Again we are stronger and more cost effective together.
We are more able to assist countries in their national action plans to fight land degradation by offering common solutions to multiple environmental threats.
Under UNEP’s newly approved Bali Strategic Plan for Capacity Building and Technology Support, we have new opportunities to assist countries on the national level and respond to their requests.
UNEP, which now has a blossoming new partnership with the UN Development Programme, is also working to on pilots to mainstream the environment in national poverty reduction strategies in seven African countries.
Again a problem shared is a problem halved.
UNEP has over 30 years involvement with the issue of desertification.
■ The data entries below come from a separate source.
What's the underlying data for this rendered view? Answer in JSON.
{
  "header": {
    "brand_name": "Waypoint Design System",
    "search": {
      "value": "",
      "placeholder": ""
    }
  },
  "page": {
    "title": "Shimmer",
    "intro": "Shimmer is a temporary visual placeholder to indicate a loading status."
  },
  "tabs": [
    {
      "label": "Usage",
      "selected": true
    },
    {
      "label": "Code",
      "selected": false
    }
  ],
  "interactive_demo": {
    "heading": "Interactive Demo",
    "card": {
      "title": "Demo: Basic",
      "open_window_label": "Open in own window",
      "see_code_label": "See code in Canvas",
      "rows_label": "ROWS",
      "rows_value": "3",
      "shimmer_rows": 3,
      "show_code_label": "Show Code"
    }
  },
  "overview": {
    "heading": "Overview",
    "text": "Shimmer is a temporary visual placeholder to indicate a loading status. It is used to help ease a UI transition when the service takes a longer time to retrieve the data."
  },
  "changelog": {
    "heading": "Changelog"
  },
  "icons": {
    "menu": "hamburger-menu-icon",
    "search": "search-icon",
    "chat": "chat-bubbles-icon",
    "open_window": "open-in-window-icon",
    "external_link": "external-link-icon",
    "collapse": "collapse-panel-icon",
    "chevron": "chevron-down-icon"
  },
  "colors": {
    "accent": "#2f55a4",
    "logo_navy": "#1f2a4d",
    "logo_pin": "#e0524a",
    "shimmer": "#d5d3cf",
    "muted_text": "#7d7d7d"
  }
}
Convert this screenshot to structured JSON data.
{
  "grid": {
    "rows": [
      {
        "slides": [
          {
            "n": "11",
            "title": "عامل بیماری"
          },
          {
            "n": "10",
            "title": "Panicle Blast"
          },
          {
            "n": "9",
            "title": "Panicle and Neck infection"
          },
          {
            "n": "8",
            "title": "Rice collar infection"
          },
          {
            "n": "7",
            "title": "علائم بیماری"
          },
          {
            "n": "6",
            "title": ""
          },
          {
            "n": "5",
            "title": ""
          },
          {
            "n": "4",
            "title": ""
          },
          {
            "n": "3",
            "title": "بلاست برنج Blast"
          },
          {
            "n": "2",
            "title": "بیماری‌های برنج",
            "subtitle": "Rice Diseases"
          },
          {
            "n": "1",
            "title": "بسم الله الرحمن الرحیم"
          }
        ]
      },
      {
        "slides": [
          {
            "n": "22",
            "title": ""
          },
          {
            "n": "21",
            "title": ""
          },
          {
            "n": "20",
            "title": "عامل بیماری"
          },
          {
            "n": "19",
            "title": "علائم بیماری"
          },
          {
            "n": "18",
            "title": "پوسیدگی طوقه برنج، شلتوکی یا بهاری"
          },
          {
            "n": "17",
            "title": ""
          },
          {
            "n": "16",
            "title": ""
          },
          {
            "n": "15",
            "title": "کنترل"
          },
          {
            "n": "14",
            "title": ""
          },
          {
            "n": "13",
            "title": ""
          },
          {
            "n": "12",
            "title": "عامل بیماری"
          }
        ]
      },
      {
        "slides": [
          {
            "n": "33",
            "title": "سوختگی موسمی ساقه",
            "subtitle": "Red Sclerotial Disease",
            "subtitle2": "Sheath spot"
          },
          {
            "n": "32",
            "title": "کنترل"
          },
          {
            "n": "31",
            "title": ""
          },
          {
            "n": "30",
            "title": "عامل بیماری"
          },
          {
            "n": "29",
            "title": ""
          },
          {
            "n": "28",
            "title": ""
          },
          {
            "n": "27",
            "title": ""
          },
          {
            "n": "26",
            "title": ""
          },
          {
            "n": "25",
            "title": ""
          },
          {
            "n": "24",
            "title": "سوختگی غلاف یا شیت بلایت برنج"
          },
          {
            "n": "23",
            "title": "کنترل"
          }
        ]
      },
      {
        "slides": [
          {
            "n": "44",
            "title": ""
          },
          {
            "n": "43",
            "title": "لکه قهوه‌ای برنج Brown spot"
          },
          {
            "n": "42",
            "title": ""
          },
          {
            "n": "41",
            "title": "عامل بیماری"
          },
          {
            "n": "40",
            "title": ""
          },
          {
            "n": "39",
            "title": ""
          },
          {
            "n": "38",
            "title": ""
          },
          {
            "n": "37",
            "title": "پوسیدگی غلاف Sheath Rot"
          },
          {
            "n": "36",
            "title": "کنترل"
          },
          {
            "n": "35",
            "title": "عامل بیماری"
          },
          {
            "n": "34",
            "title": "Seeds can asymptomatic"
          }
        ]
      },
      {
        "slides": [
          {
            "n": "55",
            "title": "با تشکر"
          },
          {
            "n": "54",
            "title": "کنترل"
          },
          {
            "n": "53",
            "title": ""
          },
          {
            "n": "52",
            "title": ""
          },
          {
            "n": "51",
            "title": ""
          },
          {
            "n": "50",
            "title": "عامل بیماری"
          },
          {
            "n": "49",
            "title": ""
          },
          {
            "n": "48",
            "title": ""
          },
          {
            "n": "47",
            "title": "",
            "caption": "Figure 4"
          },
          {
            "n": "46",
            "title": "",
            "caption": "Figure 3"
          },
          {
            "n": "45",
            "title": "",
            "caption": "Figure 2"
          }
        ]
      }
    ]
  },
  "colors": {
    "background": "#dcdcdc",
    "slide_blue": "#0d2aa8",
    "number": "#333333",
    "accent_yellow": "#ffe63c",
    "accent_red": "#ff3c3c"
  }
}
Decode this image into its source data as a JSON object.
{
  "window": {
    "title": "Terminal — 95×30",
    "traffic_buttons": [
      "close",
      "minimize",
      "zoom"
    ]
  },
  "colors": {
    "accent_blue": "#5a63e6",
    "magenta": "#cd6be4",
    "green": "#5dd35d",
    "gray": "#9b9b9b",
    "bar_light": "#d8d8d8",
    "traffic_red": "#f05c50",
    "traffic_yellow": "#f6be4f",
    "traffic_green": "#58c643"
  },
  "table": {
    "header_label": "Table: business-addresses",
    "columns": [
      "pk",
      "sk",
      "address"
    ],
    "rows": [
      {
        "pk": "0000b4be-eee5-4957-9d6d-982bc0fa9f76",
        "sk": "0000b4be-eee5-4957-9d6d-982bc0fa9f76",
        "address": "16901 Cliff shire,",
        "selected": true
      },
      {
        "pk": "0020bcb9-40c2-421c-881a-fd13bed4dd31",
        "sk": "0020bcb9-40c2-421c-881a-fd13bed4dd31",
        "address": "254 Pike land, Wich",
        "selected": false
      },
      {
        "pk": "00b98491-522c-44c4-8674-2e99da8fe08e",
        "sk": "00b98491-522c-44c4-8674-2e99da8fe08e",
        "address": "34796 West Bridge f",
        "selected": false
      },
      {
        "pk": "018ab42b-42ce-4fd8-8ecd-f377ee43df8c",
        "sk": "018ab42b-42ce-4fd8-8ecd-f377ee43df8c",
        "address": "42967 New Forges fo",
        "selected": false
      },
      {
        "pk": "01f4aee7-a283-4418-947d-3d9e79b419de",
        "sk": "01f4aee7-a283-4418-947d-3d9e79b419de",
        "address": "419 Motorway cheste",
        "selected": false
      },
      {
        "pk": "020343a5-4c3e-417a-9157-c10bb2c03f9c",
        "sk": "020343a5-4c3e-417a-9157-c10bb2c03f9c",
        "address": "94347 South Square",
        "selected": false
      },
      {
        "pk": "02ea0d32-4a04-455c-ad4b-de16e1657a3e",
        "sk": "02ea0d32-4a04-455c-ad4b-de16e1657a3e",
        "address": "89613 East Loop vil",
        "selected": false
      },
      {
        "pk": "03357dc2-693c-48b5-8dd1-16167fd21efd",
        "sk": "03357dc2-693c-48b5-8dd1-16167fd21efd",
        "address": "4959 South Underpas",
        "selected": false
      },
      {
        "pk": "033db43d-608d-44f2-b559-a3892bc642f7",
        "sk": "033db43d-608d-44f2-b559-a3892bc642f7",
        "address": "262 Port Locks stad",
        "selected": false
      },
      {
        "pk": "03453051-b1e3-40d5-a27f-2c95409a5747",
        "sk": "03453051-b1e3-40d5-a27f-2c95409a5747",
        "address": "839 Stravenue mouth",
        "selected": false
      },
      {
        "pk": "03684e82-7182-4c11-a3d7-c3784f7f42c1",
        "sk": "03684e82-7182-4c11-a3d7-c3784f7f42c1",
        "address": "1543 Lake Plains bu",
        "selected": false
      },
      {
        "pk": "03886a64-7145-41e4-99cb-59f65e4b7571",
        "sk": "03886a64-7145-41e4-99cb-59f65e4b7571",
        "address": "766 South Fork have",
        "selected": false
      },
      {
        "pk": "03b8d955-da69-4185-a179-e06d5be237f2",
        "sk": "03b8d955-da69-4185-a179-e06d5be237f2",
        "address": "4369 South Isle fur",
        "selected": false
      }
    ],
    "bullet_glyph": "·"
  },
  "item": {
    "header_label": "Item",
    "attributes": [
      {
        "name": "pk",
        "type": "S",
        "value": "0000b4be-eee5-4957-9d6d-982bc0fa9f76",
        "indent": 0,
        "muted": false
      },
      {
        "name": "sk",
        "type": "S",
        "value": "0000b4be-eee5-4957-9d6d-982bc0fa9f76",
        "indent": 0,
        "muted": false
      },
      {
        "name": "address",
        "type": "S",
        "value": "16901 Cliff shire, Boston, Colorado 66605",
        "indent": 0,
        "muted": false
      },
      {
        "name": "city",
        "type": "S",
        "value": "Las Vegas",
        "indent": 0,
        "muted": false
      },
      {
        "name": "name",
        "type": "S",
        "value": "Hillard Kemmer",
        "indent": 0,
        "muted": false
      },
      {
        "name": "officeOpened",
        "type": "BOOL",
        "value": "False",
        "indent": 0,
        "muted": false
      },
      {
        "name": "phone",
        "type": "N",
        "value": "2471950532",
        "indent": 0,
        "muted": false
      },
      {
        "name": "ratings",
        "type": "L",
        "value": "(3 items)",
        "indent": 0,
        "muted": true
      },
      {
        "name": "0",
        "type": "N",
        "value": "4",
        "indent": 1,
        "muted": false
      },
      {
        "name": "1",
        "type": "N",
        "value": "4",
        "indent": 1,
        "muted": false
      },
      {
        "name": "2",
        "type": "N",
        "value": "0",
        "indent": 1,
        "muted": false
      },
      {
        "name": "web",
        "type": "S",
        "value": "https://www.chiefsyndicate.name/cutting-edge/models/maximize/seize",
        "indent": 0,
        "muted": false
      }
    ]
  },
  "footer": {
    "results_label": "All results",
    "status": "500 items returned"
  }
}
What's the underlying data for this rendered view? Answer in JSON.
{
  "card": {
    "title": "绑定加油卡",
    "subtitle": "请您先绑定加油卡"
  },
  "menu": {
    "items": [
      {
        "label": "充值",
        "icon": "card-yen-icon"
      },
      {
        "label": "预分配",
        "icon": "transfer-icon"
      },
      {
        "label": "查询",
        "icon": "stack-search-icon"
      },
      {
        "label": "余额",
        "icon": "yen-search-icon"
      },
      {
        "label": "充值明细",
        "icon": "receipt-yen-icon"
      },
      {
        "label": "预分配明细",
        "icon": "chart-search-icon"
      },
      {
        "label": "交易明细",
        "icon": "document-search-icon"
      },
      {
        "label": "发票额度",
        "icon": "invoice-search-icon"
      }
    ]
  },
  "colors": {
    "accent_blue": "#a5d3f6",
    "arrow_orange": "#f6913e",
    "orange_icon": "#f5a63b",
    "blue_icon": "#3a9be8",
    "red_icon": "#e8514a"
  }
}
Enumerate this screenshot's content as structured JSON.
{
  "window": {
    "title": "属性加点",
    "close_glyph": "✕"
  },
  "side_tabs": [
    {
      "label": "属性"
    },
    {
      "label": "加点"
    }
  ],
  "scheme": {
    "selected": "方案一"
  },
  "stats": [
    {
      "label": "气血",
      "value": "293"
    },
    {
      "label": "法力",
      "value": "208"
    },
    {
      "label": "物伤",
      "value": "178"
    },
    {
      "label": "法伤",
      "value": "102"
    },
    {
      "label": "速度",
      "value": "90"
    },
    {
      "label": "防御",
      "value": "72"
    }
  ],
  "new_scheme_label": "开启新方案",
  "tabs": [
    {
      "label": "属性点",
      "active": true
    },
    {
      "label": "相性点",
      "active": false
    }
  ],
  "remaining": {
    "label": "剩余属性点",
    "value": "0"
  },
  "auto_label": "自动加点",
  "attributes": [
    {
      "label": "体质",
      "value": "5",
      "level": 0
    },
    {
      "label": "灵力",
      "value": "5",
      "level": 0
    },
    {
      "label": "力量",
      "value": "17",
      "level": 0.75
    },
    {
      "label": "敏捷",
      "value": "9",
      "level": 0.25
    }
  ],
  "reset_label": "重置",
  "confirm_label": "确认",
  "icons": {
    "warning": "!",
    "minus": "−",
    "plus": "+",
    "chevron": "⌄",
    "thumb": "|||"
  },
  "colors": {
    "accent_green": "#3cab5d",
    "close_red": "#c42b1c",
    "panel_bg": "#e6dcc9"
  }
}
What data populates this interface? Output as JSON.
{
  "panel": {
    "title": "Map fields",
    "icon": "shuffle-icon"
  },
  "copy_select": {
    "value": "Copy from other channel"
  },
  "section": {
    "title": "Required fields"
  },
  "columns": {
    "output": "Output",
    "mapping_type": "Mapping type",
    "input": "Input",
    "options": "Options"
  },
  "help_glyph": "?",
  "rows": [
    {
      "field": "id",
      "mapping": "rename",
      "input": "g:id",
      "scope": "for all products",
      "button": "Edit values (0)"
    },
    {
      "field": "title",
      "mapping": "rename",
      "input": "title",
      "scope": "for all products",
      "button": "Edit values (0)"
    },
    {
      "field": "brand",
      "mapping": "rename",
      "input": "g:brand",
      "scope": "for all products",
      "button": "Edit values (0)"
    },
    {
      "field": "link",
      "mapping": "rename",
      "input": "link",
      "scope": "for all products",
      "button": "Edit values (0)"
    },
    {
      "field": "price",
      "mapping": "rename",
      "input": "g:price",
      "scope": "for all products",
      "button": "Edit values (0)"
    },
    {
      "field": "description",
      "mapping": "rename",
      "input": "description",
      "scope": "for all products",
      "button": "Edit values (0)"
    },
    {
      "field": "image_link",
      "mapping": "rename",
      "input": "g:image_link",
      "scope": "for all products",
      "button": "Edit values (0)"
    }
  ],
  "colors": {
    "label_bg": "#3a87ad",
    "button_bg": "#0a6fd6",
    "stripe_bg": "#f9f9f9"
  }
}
This has included organizing the 1977 UN Conference on Desertification, and supporting the development of the 1994 UNCCD.
Our subsequent support for the implementation of the Convention has been mainly through global environmental assessments, the development and implementation of projects, especially through GEF-support, and policy support to regional, sub-regional and national action plans for combating desertification.
UNEP’s 22nd Governing Council recommended to the United Nations general Assembly to declare an international year on desertification.
We will continue our efforts during this forthcoming International Year of Deserts and Desertification by launching our Global Environmental Outlook for Deserts report.
We will be also co-organizing next June’s international conference on “The Future of Drylands” in Tunisia, led by the United Nations Educational Scientific and Cultural Organization in partnership with other UN agencies.
We must build further on these and the many other partnerships that need to be forged if we are to finally overcome the many pressing environmental issues of our time.
Issues like land degradation affect us all. A recent report by the United Nations University estimates that some 50 million environmental refugees may soon be with us as a result of multiple factors including land degradation.
You can see the choices facing us in Kenya. In northern Kenya, in Marsabit, there have been tragic conflicts between communities battling for scarce natural resources in dry, fragile lands.
And there is the Kamaba community and the smiling courageous face of people like Mr Ngaya.
Together we can put more smiles on more faces across the world’s desert margins and drylands. That’s our goal.